Freddy, die kleine Seemöve wird Geschäftsmann

Freddy gähnte, dann legte er die Zeitung beiseite. Er war vor ein paar Minuten eingeschlafen und wurde durch das Rutschen seiner Brille, die er nur zum Lesen benutzte, wieder geweckt. Sanft wogte die Planke, auf der er saβ. Er war erst seit kurzem Brillenträger und unterschied sich somit von allen Seemöven. Ihm machte es nichts aus, aber die anderen riefen ständig, er sei ein komischer Vogel. Irgendwie hatten sie ja recht.

Schon als Ei verhielt sich Freddy nicht wie alle anderen Eier. Er war eher intellektuell veranlagt, denn zum Fischefangen oder Brüten. Noch bevor er die Eischale mit dem Schnabel bearbeitet hatte, überlegte er sich, wie er den aus diesem kugeligen Gehäuse herauskäme, ohne zu viel Kraft dafür aufzubringen. Und schon hatte er die erste, zündende Idee. Wenn er langsam, wie ein Hamster, im Ei vorwärts lief, rollte das Ei von alleine weiter. Dann stieβ es gegen einen Stein, von denen es hier auf der Insel genug gab und zerbrach. Er konnte auch mit seiner Kalkhülle so nahe an die anderen Nachbareier rutschen, daβ diese Küken sein Ei beim Öffnen mit dem Schnabel mitdurchstachen und er ausgeschlafen und erholt nur noch munter herausspazieren brauchte.

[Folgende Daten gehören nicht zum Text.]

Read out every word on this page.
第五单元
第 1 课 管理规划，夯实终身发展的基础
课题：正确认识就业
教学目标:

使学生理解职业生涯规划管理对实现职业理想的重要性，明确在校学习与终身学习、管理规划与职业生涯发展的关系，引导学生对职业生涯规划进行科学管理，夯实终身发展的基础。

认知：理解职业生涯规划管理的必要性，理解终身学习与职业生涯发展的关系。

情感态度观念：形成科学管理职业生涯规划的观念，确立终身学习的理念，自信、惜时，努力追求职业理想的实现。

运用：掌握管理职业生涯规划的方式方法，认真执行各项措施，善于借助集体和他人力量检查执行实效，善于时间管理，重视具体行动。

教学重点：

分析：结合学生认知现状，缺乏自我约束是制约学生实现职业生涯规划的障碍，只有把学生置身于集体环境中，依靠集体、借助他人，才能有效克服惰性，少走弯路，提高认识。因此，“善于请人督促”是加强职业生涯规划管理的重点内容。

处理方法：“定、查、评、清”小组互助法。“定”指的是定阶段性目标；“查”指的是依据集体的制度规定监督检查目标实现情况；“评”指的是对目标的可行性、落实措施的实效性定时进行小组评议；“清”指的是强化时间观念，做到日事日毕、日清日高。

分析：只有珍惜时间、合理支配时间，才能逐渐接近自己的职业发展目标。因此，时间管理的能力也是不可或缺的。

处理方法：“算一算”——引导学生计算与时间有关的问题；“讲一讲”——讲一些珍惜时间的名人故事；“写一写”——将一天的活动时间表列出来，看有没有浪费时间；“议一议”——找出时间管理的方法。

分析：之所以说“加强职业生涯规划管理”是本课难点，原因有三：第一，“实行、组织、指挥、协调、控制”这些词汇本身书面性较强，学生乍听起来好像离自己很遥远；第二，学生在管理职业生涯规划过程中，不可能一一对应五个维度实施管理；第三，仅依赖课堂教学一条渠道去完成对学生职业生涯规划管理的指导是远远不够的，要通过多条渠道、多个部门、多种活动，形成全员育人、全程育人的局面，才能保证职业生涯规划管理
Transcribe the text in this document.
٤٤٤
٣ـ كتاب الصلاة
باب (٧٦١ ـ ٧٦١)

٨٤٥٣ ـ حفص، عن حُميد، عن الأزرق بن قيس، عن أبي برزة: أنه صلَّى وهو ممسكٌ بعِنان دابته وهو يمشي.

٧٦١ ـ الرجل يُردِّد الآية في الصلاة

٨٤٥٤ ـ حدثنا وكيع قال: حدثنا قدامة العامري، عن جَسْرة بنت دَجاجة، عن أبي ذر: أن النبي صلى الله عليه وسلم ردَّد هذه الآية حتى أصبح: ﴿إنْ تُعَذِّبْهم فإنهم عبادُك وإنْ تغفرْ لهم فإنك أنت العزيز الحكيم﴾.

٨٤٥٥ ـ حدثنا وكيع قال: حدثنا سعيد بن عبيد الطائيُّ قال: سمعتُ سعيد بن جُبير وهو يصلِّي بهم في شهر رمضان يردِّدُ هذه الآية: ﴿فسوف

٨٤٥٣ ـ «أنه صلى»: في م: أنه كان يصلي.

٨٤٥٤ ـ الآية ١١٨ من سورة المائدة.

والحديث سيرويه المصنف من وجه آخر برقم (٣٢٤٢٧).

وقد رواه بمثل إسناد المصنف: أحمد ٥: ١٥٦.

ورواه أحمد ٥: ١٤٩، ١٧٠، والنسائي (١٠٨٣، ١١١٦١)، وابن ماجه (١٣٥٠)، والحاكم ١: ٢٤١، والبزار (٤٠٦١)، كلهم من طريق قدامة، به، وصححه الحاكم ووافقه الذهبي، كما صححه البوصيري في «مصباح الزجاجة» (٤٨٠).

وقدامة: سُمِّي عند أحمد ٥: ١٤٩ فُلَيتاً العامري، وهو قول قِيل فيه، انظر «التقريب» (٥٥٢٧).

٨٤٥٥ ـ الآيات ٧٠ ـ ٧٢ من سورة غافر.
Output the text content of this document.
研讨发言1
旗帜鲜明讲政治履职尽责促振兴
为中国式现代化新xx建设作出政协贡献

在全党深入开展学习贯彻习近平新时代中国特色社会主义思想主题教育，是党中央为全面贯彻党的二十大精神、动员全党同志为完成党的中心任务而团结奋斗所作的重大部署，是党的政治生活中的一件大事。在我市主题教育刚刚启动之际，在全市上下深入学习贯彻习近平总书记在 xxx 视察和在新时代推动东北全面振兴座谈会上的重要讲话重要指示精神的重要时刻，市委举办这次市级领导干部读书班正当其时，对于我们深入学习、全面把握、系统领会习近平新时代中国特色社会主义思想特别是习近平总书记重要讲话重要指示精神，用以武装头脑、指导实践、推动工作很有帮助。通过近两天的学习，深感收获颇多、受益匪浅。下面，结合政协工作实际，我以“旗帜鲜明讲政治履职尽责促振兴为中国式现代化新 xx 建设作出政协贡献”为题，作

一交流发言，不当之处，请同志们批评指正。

Ansonsten entwickelte sich Freddy auch zum Leid seiner Eltern anders, als seine Geschwister. Während der ersten Flugstunden, die alle von ihrem Vater erhielten, wählte er stets die Position aus, bei der er sich am wenigsten bewegen muβte, durch den Mangel an Bewegung nicht fror und zusätzlich nicht zuviel Auftrieb bekam, damit er nicht im Sturzflug die Fische aus dem Meer holen muβte. Er hatte einmal eine Bauchlandung miterlebt und die blutigen Federn durch die Luft wirbeln sehen. Deshalb flog er im Windschatten seines Vaters, etwag 80cm unter ihm. Vater schimpfte damals mit ihm, weil Freddy ihm damit die Aerodynamik störte, doch das überhörte der junge Vogel mit Nonchalance. Er hatte nicht die Ambitionen einer Möwe Jonathan, die die Erfüllung ihres Leben in der völligen Losgelöstheit und der Freiheit ohne Grenzen suchte.

Die kleine Seemöve reduzierte ihr Gewicht auch schnell, nachdem sie von den Eltern nicht mehr gefüttert wurden. Wer faul war, muβte dann abends hungrig ins Bett fliegen. Freddy war das egal. Er zog es vor sich für das Leben zu bilden, denn hier auf der Insel wollte er nicht versauern oder sogar verdummen. Bei den Landgängen mit der Familie beobachtete er die Menschen, die so schön frisch und bunt gekleidet waren. Seine Gattung flog eher eintönig in grau-weiβ daher. Doch ihn interessierten auch die dunkel gekleideten Herren mit ihren schwarzen Hüten und einer dicken Finanzzeitung unter dem Arm. Während die Familie sich über Fischreste an der Kaimauer hermachte, folgte er den Herren in gebührendem Abstand. Beim Lesen schaute er ihnen über die Schulter, merkte sich Artikel, lernte Billanzen auswendig, verinnerlichte Aktienkurse und verfolgte Hausse oder Baisse der Indices. Mit der Zeit war er so bewandert auf dem internationalen Wirtschaftsmarkt, daß er sogar ein Wörtchen hätte mitreden können. Warum eigentlich nicht?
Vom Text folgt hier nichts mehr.